The structure of the `inputs` for the **propagation** models follows the following rules:

* All model variables must be present (To check what variables are needed for the prediction, use the `model.model_variables` property.)
* Some variable groups need to be complete for the prediction - `Flows/Feeds` and `W`. For this variable groups, the list of values must be of the same dimension as the `timestamps`.  
* For the rest of the variables (`X`, `Z`, `Feed Concentration`), only the initial value must be provided. 
* Only `Z` variables can be of type different than `numeric`

The prediction works from the initial given point onwards. 

As for `Historical` models, the prediction functionality works similarly.

The prediction function requires 3 arguments, `timestamps`, `inputs`. 

* `timestamps` is a list of the timestamps where we expect to have predictions.
* `steps` a list of steps for prediction in the run, , representing the steps from the start of the process. 
            This steps should match the length of the timestamps and start as 0.
* `inputs` is a dictionary with the variables and the necessary values for predictions.
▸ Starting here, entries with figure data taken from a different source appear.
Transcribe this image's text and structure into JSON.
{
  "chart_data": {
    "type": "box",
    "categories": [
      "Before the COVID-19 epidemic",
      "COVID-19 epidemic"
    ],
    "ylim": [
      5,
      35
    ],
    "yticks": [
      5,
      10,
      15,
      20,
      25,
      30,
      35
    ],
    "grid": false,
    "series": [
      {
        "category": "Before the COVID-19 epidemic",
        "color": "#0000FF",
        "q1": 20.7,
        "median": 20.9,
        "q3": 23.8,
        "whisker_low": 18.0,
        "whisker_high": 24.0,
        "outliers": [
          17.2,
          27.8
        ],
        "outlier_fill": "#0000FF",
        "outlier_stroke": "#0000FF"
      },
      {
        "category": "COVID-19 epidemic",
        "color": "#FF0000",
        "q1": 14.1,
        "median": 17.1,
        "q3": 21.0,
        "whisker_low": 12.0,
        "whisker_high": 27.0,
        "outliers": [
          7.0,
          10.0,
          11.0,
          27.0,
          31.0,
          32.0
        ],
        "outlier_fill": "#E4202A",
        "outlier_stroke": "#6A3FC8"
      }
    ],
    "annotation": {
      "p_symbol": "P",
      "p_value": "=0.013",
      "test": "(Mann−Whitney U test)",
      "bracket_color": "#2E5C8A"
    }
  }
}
The keys must be the Codes of the
            input variables, and the values must be lists of the same length as the timestamps.

As an example: 

In [None]:
models = project.get_models(name="HistoricalModel", model_type="historical")
model = next(models)

timestamps = [86400, 172800, 259200, 345600, 432000, 518400, 604800]
steps = [0,1,2,3,4,5,6]
inputs = {"var1": [42], "var2": [0.3], "var3": [0.5], "var4": [0,2,3,3,3,3,3]}
result = model.predict(timestamps, steps, inputs, timestamps_unit="s")

The structure of the `inputs` for the **historical** models follows the following rules:

* All model variables must be present. 
* Some variable groups need to be complete for the prediction - `Flows/Feeds` and `W`. For this variable groups, the list of values must be of the same dimension as the `timestamps` and not have missing values.
* For `X` variables, the dimensions of the value list must be the same as the `timestamps`, however, missing values are allowed. For better prediction performance, it's advisable that you give the most complete input value list. 
* For `Z` and `Feed Concentration` variables, only the initial value must be provided. 

The prediction only returns the output variables prediction.